I have to write a set of messages sequentially(orderly without gaps) to a Kafka topic. There is no transaction requirement, hence, transactional producer is NOT used; enable.idempotence=true
is used.
When a Kafka fatal error is detected: (librdkafka) Producer object is deleted -> wait for 15 seconds -> create a new Consumer object and a new Producer object -> read(using Consumer object) last written message to the topic -> resume writing from last written msg onwards [if any of these actions fail, re-try whole thing after 15 seconds]
On Producer (Linux) process re-start scenario: create a new consumer object and a new producer object -> read (using consumer object) last written message to the topic -> resume writing from last written msg onwards [if any of these actions fail, re-try whole thing after 15 seconds]
Assume below scenario: need to write
|msg with Internal sequence-100||msg with Internal sequence-101||msg with Internal sequence-102|msg with Internal sequence-103|...
- Producer process inserted(sequentially) seq-100, seq-101, seq-102 and seq-103 messages to the Producer (i.e. produce called)
- Kafka cluster shutdown and re-started after about 5 mins. Meanwhile Fatal error detected by producer application (due to delivery timeout) and above mentioned recovery procedure("When a Kafka fatal error is detected") performed continuously.
- When last written msg is requested (by above Linux process) seq-100 msg is returned becoz seq-101 to seq-103 are in Kafka cluster internal queues (since Cluster is re-starting).
- Since last written msg is seq-100 msg, producer (Linux)application writes messages seq-101 -> seq-102 -> seq-103.
- Kafka cluster writes the msgs seq-101 to seq-103 messages that was in internal queues. After that it writes the seq-101 to seq-103 msgs that was produced in above step.
- This results in seq-101 to seq-103 messages duplicated in kafka topic.
How can I avoid duplicate messages in this case ?
One solution is to insert a special msg (which should be ignored by kafka readers) before reading and make sure (if not re-try) it is returned as the last msg (so that internal queue flushed assumption can be taken). But this requires asking from kafka readers to ignore the "special" msgs, which is NOT preferred.

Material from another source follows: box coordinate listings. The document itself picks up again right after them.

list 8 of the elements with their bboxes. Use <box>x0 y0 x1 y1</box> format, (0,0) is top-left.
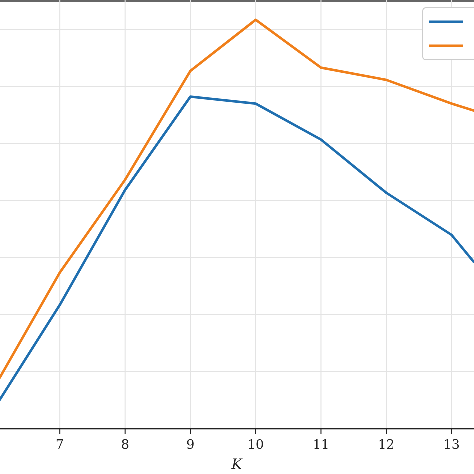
x-tick-label: 11 <box>312 438 330 453</box>
x-tick-label: 7 <box>56 438 64 453</box>
x-axis-title: K <box>230 457 244 473</box>
x-tick-label: 13 <box>444 438 460 453</box>
x-tick-label: 10 <box>248 438 264 453</box>
x-tick-label: 8 <box>121 438 130 453</box>
x-tick-label: 12 <box>378 438 395 453</box>
x-tick-label: 9 <box>186 438 195 453</box>
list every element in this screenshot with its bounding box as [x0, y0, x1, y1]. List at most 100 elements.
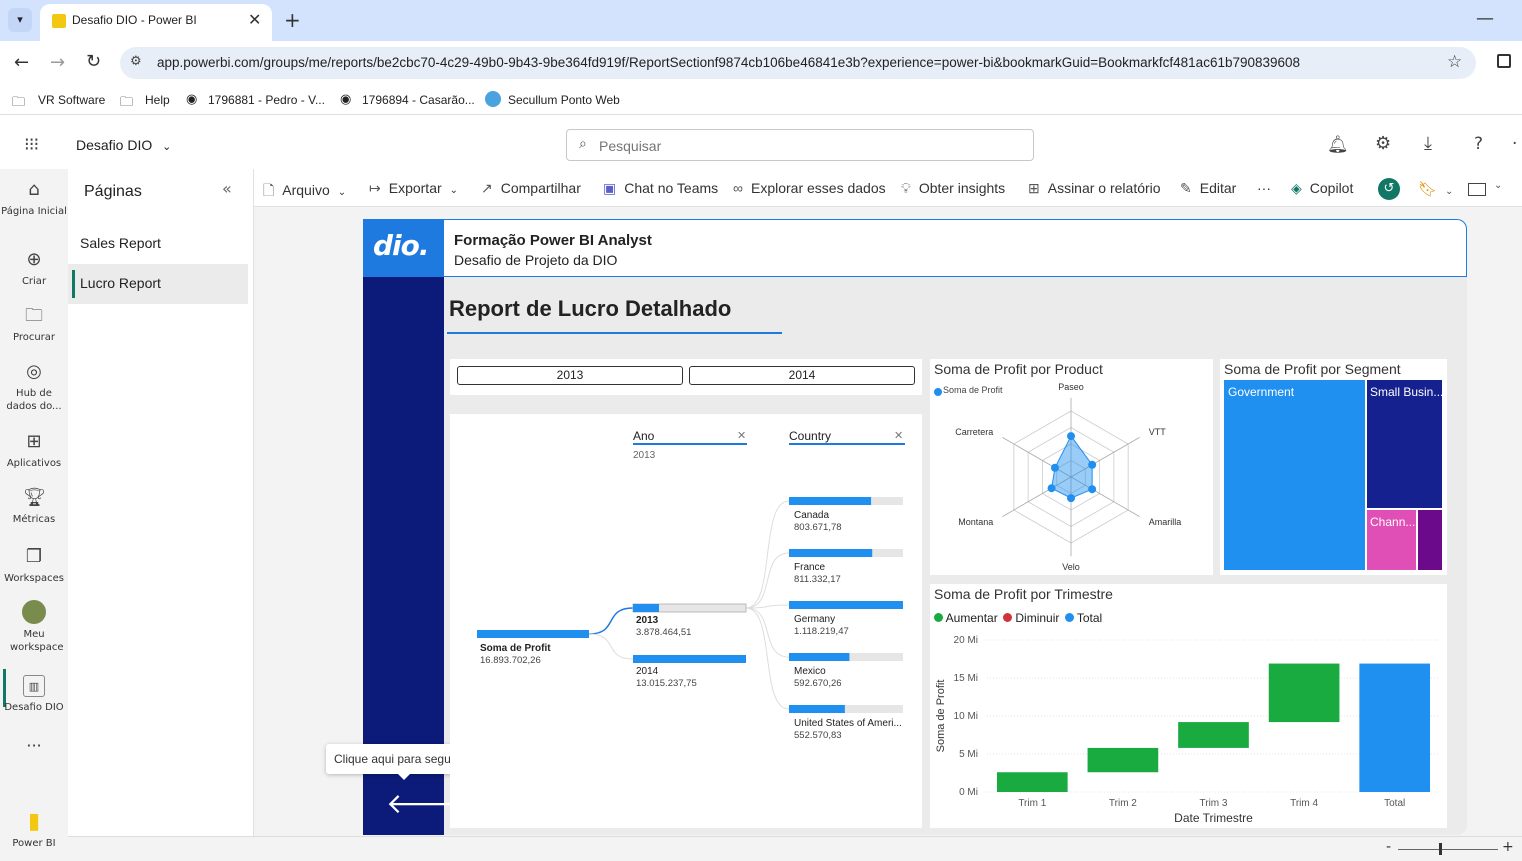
waterfall-title: Soma de Profit por Trimestre	[934, 586, 1113, 602]
bookmark-icon[interactable]: 🔖︎ ⌄	[1418, 180, 1454, 198]
reload-icon[interactable]: ↻	[86, 51, 102, 72]
filter-label: Ano	[633, 429, 655, 443]
bookmark-item[interactable]: 1796894 - Casarão...	[362, 93, 475, 107]
explore-data-button[interactable]: ∞ Explorar esses dados	[733, 180, 886, 196]
close-filter-icon[interactable]: ✕	[737, 429, 747, 442]
bookmark-item[interactable]: Help	[145, 93, 170, 107]
legend-dot	[934, 613, 943, 622]
tree-connector	[745, 500, 790, 609]
view-icon[interactable]	[1468, 183, 1486, 196]
file-label: Arquivo	[282, 182, 330, 198]
nav-data-hub[interactable]: ◎ Hub de dados do...	[0, 361, 68, 413]
bookmark-star-icon[interactable]: ☆	[1447, 52, 1463, 72]
nav-browse[interactable]: 🗀 Procurar	[0, 305, 68, 344]
forward-icon[interactable]: →	[50, 52, 66, 73]
chat-teams-button[interactable]: ▣ Chat no Teams	[603, 180, 718, 197]
radar-point	[1088, 485, 1097, 494]
waterfall-bar	[996, 772, 1068, 792]
nav-apps[interactable]: ⊞ Aplicativos	[0, 431, 68, 470]
share-label: Compartilhar	[500, 180, 581, 196]
tooltip-arrow	[396, 772, 412, 780]
year-value: 3.878.464,51	[636, 627, 691, 638]
share-button[interactable]: ↗ Compartilhar	[481, 180, 581, 197]
url-box[interactable]: ⚙ app.powerbi.com/groups/me/reports/be2c…	[120, 47, 1476, 79]
nav-label: Aplicativos	[6, 458, 62, 469]
treemap-tile-channel[interactable]: Chann...	[1367, 510, 1416, 570]
zoom-slider-thumb[interactable]	[1439, 843, 1442, 855]
tile-label: Small Busin...	[1370, 385, 1444, 399]
powerbi-logo-icon: ▮	[27, 809, 41, 834]
treemap-tile-government[interactable]: Government	[1224, 380, 1365, 570]
bookmark-item[interactable]: Secullum Ponto Web	[508, 93, 620, 107]
app-launcher-icon[interactable]: ⁝⁝⁝	[24, 134, 39, 155]
more-options-icon[interactable]: ·	[1512, 134, 1518, 154]
reset-icon[interactable]: ↺	[1378, 178, 1400, 200]
nav-powerbi[interactable]: ▮ Power BI	[0, 811, 68, 850]
nav-my-workspace[interactable]: Meu workspace	[0, 600, 68, 654]
nav-more-icon[interactable]: ···	[26, 736, 42, 755]
explore-label: Explorar esses dados	[750, 180, 886, 196]
search-input[interactable]	[599, 136, 1019, 156]
more-options-button[interactable]: ···	[1257, 180, 1271, 196]
close-tab-icon[interactable]: ✕	[248, 10, 262, 29]
browser-tab[interactable]: Desafio DIO - Power BI ✕	[40, 4, 272, 41]
bookmark-item[interactable]: VR Software	[38, 93, 106, 107]
zoom-slider-track[interactable]	[1398, 849, 1498, 850]
notifications-bell-icon[interactable]: 🔔︎	[1327, 135, 1349, 155]
country-value: 803.671,78	[794, 522, 842, 533]
minimize-icon[interactable]: —	[1476, 8, 1494, 29]
nav-create[interactable]: ⊕ Criar	[0, 249, 68, 288]
slicer-button-2014[interactable]: 2014	[689, 366, 915, 385]
slicer-button-2013[interactable]: 2013	[457, 366, 683, 385]
file-menu[interactable]: 🗋 Arquivo ⌄	[263, 180, 346, 204]
root-label: Soma de Profit	[480, 643, 551, 654]
new-tab-icon[interactable]: +	[284, 8, 301, 32]
x-tick-label: Trim 2	[1109, 798, 1137, 809]
filter-ano[interactable]: Ano ✕	[633, 429, 747, 445]
country-label: Mexico	[794, 666, 826, 677]
workspace-title[interactable]: Desafio DIO ⌄	[76, 137, 171, 153]
zoom-out-icon[interactable]: -	[1386, 839, 1392, 855]
side-panel-icon[interactable]	[1497, 54, 1511, 68]
page-item-lucro-report[interactable]: Lucro Report	[68, 264, 248, 304]
slicer-label: 2013	[556, 368, 584, 382]
edit-label: Editar	[1199, 180, 1237, 196]
download-icon[interactable]: ⤓	[1424, 133, 1432, 154]
export-menu[interactable]: ↦ Exportar ⌄	[369, 180, 458, 197]
treemap-tile-small-business[interactable]: Small Busin...	[1367, 380, 1444, 508]
nav-workspaces[interactable]: ❐ Workspaces	[0, 546, 68, 585]
zoom-in-icon[interactable]: +	[1502, 839, 1514, 855]
search-box[interactable]: ⌕	[566, 129, 1034, 161]
edit-button[interactable]: ✎ Editar	[1180, 180, 1236, 197]
chevron-down-icon[interactable]: ⌄	[1494, 180, 1503, 191]
back-icon[interactable]: ←	[14, 52, 30, 73]
plus-circle-icon: ⊕	[26, 249, 42, 270]
treemap-title: Soma de Profit por Segment	[1224, 361, 1401, 377]
radar-plot: Paseo VTT Amarilla Velo Montana Carretera	[955, 382, 1181, 572]
settings-gear-icon[interactable]: ⚙	[1375, 133, 1392, 154]
nav-label: Métricas	[12, 514, 56, 525]
nav-metrics[interactable]: 🏆︎ Métricas	[0, 487, 68, 526]
x-tick-label: Total	[1384, 798, 1405, 809]
nav-label: Criar	[21, 276, 47, 287]
get-insights-button[interactable]: 💡︎ Obter insights	[901, 180, 1005, 197]
nav-home[interactable]: ⌂ Página Inicial	[0, 179, 68, 218]
legend-dot	[1003, 613, 1013, 622]
copilot-button[interactable]: ◈ Copilot	[1291, 180, 1353, 197]
url-text[interactable]: app.powerbi.com/groups/me/reports/be2cbc…	[157, 55, 1301, 70]
site-settings-icon[interactable]: ⚙	[130, 54, 142, 69]
page-item-sales-report[interactable]: Sales Report	[68, 224, 248, 262]
treemap-tile-other[interactable]	[1418, 510, 1442, 570]
logo-text: dio.	[373, 229, 430, 262]
filter-country[interactable]: Country ✕	[789, 429, 905, 445]
nav-desafio-dio[interactable]: ▥ Desafio DIO	[0, 675, 68, 714]
pages-panel: Páginas « Sales Report Lucro Report	[68, 169, 254, 836]
back-arrow-button[interactable]: 🡐	[386, 787, 462, 820]
collapse-pages-icon[interactable]: «	[222, 179, 232, 198]
tab-list-chevron-icon[interactable]: ▾	[8, 8, 32, 32]
help-icon[interactable]: ?	[1474, 134, 1484, 154]
bookmark-item[interactable]: 1796881 - Pedro - V...	[208, 93, 325, 107]
close-filter-icon[interactable]: ✕	[894, 429, 904, 442]
subscribe-button[interactable]: ⊞ Assinar o relatório	[1028, 180, 1161, 197]
y-tick-label: 10 Mi	[954, 711, 978, 722]
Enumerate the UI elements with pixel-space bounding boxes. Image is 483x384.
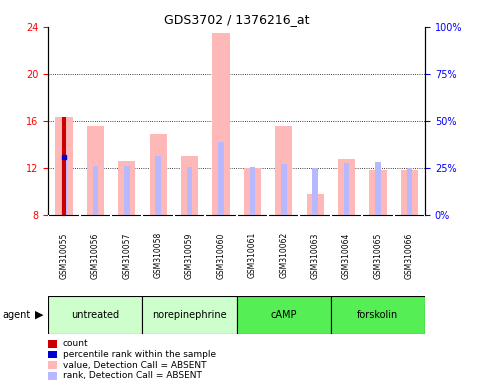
Bar — [150, 134, 167, 215]
Bar — [344, 163, 349, 215]
Bar — [48, 296, 142, 334]
Text: agent: agent — [2, 310, 30, 320]
Text: GSM310063: GSM310063 — [311, 232, 320, 278]
Text: GSM310055: GSM310055 — [59, 232, 69, 278]
Text: norepinephrine: norepinephrine — [152, 310, 227, 320]
Bar — [375, 162, 381, 215]
Bar — [331, 296, 425, 334]
Bar — [181, 156, 198, 215]
Text: GSM310060: GSM310060 — [216, 232, 226, 278]
Text: ▶: ▶ — [35, 310, 43, 320]
Text: GSM310059: GSM310059 — [185, 232, 194, 278]
Bar — [124, 166, 129, 215]
Text: GSM310057: GSM310057 — [122, 232, 131, 278]
Bar — [61, 159, 67, 215]
Text: untreated: untreated — [71, 310, 119, 320]
Text: GSM310064: GSM310064 — [342, 232, 351, 278]
Text: GSM310061: GSM310061 — [248, 232, 257, 278]
Bar — [87, 126, 104, 215]
Bar — [62, 118, 66, 215]
Bar — [118, 161, 135, 215]
Bar — [281, 164, 286, 215]
Bar — [250, 167, 255, 215]
Bar — [142, 296, 237, 334]
Text: cAMP: cAMP — [270, 310, 297, 320]
Bar — [313, 168, 318, 215]
Bar — [213, 33, 229, 215]
Text: GSM310056: GSM310056 — [91, 232, 100, 278]
Bar — [401, 170, 418, 215]
Bar — [369, 170, 386, 215]
Bar — [93, 166, 98, 215]
Text: forskolin: forskolin — [357, 310, 398, 320]
Text: count: count — [63, 339, 88, 348]
Title: GDS3702 / 1376216_at: GDS3702 / 1376216_at — [164, 13, 310, 26]
Bar — [275, 126, 292, 215]
Text: GSM310065: GSM310065 — [373, 232, 383, 278]
Bar — [307, 194, 324, 215]
Bar — [407, 168, 412, 215]
Text: GSM310066: GSM310066 — [405, 232, 414, 278]
Bar — [237, 296, 331, 334]
Bar — [338, 159, 355, 215]
Text: value, Detection Call = ABSENT: value, Detection Call = ABSENT — [63, 361, 206, 370]
Bar — [156, 156, 161, 215]
Bar — [187, 167, 192, 215]
Bar — [56, 118, 72, 215]
Text: GSM310062: GSM310062 — [279, 232, 288, 278]
Text: percentile rank within the sample: percentile rank within the sample — [63, 350, 216, 359]
Bar — [218, 142, 224, 215]
Text: rank, Detection Call = ABSENT: rank, Detection Call = ABSENT — [63, 371, 202, 381]
Bar — [244, 168, 261, 215]
Text: GSM310058: GSM310058 — [154, 232, 163, 278]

Can transactional producer be used to avoid this ? if it is a solution (we need to support very high message rates like 50,000 msgs per second). Can transactional producer support high message rates like 50,000 msgs per second ? Is commit transaction (in librdkafka) a blocking call (i.e. calling thread blocked until cluster acknowledgement) ?
Are there any other solutions to avoid the duplication?